Do you have any idea of a reference where I could find such result? (I did not find reference in litterature with such extension of Poisson formula, it seems it does not exists?)
What would be the simplest way to demonstrate it?
(I thought about multiplying previous function by a function $g_n$ to use classical Poisson summation formula and then make $n \to \infty$, but any idea simpler than that?)
Best Answer
The correct formula is, for $\chi$ primitive of conductor $q$, $$ \sum_{n\in\mathbb{Z}}\chi(n)f\left(\frac{nx}{\sqrt{q}}\right) = \frac{A}{x}\sum_{n\in\mathbb{Z}}\bar\chi(n)\hat f\left(\frac{n/x}{\sqrt{q}}\right). $$ Here $A:=\sqrt{q}/\tau(\bar\chi)$ is the so-called root number, it is of modulus $1$.
This formula is essentially equivalent to the functional equation of $L(s,\chi)$, but let me provide a direct proof. We start from the well-known formula $$ \chi(n) = \frac{1}{\tau(\bar\chi)}\sum_{m=1}^q\bar\chi(m)e\left(\frac{mn}{q}\right), $$ where $e(x)$ abbreviates $e^{2\pi i x}$. See Davenport: Multiplicative number theory, Chapter IX, equation (6).

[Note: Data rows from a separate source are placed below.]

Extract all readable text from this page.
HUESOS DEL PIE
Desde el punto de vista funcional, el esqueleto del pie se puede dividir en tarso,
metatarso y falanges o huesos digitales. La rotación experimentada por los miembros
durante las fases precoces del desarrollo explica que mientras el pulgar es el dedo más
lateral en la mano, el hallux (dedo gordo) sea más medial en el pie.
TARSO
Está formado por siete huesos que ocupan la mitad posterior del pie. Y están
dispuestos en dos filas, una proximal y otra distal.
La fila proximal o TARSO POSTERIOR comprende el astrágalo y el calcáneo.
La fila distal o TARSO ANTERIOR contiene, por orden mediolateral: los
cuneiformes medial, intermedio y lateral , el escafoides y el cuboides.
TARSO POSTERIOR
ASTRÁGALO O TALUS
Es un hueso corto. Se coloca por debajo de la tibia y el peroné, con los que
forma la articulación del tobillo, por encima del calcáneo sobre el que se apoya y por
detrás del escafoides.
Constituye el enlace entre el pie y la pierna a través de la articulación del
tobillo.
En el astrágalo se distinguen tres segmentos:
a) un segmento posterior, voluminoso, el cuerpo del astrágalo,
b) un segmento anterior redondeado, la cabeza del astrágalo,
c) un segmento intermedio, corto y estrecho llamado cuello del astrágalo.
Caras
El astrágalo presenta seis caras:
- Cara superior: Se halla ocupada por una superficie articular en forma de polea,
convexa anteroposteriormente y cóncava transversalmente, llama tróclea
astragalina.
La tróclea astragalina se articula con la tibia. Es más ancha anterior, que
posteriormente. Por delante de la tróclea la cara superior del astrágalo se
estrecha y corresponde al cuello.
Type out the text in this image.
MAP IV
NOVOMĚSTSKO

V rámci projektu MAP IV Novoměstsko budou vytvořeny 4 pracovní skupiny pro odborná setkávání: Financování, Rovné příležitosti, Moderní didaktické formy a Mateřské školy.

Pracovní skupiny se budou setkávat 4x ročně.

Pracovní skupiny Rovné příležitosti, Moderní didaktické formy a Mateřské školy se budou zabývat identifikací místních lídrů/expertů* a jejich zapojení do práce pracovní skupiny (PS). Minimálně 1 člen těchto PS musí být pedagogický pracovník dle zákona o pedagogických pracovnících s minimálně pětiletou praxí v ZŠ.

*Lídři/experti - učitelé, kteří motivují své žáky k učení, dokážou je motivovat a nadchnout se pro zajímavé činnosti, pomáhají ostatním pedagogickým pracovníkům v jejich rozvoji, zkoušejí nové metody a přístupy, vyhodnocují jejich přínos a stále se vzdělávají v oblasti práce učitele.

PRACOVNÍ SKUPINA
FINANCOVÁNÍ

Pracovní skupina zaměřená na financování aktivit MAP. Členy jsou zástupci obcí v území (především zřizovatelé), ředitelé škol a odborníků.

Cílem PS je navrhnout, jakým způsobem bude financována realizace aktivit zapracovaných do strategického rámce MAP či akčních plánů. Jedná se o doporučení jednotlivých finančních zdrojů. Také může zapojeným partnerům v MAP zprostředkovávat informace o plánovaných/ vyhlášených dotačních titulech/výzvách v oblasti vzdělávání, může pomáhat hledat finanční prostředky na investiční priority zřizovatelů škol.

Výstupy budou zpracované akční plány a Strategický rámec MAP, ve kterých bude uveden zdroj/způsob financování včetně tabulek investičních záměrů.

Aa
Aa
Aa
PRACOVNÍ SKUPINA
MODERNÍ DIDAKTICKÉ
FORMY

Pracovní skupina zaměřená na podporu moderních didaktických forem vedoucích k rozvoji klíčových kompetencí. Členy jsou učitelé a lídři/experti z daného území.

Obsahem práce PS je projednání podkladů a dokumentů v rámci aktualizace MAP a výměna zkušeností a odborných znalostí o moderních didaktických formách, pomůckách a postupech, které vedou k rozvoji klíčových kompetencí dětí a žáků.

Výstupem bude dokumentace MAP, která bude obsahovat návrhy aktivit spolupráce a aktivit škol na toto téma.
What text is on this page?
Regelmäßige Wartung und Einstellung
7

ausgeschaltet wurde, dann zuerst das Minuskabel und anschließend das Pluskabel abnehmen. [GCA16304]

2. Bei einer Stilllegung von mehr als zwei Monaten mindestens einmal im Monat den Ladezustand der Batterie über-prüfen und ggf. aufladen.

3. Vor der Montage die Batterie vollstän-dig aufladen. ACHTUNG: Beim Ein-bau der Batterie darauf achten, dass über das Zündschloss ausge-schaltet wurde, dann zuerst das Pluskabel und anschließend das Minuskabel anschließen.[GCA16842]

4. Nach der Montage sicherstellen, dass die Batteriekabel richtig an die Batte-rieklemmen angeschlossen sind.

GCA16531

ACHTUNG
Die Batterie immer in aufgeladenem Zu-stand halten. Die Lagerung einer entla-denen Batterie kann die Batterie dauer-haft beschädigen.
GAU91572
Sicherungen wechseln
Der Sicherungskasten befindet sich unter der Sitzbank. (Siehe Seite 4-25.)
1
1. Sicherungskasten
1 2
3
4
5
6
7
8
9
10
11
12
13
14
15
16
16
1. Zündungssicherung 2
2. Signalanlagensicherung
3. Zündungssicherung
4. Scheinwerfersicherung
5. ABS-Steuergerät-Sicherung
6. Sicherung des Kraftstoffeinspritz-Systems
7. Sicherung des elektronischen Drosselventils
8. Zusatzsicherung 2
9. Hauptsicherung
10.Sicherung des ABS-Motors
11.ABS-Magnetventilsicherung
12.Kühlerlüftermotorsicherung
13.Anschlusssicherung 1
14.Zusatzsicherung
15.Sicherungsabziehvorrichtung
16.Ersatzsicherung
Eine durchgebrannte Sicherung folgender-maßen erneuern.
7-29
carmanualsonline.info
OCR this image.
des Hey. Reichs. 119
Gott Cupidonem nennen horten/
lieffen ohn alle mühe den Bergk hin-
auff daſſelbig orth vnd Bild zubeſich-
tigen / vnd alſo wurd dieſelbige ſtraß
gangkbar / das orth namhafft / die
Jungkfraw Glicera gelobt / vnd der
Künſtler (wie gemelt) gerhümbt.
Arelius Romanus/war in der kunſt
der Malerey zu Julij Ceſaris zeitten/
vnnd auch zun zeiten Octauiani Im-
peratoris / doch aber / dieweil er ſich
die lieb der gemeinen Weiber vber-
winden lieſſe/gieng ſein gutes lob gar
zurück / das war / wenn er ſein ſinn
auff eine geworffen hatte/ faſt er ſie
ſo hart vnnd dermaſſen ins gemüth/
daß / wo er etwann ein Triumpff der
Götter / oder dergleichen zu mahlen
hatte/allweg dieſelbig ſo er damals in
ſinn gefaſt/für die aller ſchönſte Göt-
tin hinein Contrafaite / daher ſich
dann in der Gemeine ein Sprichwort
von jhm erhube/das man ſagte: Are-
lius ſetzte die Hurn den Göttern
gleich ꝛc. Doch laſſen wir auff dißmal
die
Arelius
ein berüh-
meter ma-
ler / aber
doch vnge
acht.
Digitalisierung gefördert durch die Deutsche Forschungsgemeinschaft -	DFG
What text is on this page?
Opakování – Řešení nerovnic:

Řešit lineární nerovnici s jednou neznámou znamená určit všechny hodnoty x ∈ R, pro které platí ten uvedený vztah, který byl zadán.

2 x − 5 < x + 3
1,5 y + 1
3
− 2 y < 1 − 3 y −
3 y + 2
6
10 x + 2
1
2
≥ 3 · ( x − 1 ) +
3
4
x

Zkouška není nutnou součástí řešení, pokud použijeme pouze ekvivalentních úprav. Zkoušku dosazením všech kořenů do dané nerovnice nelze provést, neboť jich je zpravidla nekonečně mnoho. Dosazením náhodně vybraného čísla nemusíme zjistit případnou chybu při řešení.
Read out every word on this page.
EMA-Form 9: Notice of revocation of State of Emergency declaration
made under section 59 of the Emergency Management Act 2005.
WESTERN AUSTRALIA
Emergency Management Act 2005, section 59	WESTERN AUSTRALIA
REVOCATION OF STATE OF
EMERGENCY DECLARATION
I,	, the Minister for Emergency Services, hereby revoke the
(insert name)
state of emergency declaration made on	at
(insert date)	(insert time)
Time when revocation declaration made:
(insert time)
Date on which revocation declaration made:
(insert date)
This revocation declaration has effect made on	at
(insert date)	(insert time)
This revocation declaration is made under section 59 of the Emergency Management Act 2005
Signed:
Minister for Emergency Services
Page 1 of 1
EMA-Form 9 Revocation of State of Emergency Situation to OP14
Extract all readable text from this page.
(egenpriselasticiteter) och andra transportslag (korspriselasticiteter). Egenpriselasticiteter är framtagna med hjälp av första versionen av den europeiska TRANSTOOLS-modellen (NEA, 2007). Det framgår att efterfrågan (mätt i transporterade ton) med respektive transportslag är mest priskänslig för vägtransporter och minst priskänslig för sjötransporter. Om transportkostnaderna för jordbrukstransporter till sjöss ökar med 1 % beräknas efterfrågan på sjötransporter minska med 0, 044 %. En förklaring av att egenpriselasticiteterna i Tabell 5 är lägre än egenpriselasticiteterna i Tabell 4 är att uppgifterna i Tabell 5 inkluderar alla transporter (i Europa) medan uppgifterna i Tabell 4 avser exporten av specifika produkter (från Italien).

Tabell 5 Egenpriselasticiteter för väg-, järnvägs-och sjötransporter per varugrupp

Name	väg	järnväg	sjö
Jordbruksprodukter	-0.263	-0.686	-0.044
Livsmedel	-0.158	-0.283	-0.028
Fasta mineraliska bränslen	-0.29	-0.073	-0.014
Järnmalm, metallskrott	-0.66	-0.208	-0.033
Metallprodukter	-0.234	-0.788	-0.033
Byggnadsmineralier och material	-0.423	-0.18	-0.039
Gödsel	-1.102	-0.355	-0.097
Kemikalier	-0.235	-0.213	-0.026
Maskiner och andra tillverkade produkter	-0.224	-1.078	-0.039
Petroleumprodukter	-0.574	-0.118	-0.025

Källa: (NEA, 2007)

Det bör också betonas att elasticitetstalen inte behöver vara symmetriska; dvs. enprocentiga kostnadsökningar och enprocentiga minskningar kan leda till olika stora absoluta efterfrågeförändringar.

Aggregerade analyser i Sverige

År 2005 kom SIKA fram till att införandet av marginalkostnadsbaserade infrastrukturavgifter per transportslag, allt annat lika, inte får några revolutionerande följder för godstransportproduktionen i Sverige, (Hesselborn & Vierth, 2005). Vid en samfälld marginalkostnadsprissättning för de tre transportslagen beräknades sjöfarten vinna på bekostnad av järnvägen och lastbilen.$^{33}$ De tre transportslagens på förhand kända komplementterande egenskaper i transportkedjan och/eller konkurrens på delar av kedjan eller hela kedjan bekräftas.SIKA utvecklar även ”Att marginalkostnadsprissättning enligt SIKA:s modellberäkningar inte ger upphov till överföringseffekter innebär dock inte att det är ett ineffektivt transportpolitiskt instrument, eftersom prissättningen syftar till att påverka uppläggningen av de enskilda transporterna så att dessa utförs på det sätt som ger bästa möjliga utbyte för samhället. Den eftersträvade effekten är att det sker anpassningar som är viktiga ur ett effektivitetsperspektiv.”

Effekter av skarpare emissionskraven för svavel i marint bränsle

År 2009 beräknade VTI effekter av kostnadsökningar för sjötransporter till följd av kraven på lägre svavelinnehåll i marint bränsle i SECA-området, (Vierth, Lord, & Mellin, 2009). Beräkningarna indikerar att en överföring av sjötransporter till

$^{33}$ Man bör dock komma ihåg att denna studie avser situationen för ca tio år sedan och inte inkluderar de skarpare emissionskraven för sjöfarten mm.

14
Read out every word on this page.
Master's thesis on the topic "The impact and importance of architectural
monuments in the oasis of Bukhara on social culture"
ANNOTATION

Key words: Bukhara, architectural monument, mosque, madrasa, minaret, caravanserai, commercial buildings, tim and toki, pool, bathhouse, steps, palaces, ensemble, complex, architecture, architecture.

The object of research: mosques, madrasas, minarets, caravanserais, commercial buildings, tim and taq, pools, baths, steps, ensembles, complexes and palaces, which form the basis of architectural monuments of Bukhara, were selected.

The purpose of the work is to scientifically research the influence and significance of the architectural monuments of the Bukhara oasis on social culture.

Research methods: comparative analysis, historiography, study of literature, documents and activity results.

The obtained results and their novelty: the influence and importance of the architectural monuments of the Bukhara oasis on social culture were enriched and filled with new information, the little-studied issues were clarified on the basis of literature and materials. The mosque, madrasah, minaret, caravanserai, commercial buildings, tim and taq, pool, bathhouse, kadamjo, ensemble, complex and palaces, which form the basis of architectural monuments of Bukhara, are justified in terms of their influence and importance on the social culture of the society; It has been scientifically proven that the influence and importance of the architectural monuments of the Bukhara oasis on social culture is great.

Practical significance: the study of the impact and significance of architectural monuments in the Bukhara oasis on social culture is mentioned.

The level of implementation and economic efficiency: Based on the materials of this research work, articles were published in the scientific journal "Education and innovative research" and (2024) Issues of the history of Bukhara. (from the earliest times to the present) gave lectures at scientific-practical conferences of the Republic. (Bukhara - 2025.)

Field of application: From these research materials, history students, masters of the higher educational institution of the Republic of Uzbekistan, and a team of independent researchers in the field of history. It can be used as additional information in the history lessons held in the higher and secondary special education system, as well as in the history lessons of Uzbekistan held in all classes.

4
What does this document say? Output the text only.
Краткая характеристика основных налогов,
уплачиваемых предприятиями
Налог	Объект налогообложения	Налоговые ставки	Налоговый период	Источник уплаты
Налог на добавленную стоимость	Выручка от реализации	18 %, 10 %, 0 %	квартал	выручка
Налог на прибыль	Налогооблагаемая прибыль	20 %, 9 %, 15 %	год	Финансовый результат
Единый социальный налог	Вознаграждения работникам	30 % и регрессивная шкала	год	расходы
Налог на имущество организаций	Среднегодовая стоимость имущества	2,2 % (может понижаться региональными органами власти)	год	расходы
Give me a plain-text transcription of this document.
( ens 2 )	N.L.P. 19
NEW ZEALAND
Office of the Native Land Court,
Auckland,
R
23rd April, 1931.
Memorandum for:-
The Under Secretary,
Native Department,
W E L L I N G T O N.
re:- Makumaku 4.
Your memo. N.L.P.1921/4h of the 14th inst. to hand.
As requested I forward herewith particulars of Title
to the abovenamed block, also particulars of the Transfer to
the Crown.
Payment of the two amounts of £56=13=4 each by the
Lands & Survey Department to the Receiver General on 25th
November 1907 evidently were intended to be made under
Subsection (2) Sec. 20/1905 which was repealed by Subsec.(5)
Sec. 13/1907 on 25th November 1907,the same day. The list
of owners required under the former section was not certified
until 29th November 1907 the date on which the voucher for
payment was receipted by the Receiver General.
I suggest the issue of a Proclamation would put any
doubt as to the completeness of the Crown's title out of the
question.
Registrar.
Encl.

Then we can rewrite the left hand side in the formula as $$ \sum_{n\in\mathbb{Z}}\chi(n)f\left(\frac{nx}{\sqrt{q}}\right) = \frac{1}{\tau(\bar\chi)}\sum_{m=1}^q\bar\chi(m) \sum_{n\in\mathbb{Z}} e\left(\frac{mn}{q}\right) f\left(\frac{nx}{\sqrt{q}}\right).$$ Applying the Poission summation formula for the inner sum on the right hand side, $$ \sum_{n\in\mathbb{Z}}\chi(n)f\left(\frac{nx}{\sqrt{q}}\right) = \frac{1}{\tau(\bar\chi)}\sum_{m=1}^q\bar\chi(m) \sum_{k\in\mathbb{Z}}\int_{-\infty}^\infty e\left(\frac{mt}{q}+kt\right) f\left(\frac{tx}{\sqrt{q}}\right)\,dt. $$ Denoting $n:=m+qk$ on the right hand side, we obtain $$ \sum_{n\in\mathbb{Z}}\chi(n)f\left(\frac{nx}{\sqrt{q}}\right) = \frac{1}{\tau(\bar\chi)}\sum_{n\in\mathbb{Z}}\bar\chi(n) \int_{-\infty}^\infty e\left(\frac{nt}{q}\right) f\left(\frac{tx}{\sqrt{q}}\right)\,dt. $$ By a change of variable, $$ \sum_{n\in\mathbb{Z}}\chi(n)f\left(\frac{nx}{\sqrt{q}}\right) = \frac{A}{x}\sum_{n\in\mathbb{Z}}\bar\chi(n) \int_{-\infty}^\infty e\left(\frac{nt/x}{\sqrt{q}}\right) f(t)\,dt, $$ where $A$ is as above. This is the stated (corrected) formula.
Remark of 10/14/2013. The formula as proved above holds for integrable continuous functions satisfying $|f(t)|+|\hat f(t)|\ll (1+|t|)^{-1-\delta}$ for some $\delta>0$. I had an Addendum of 10/12/2013 here with a seemingly more relaxed condition for $q>1$, but this condition turned out to be equivalent to the original one by basic facts on the Fourier transform.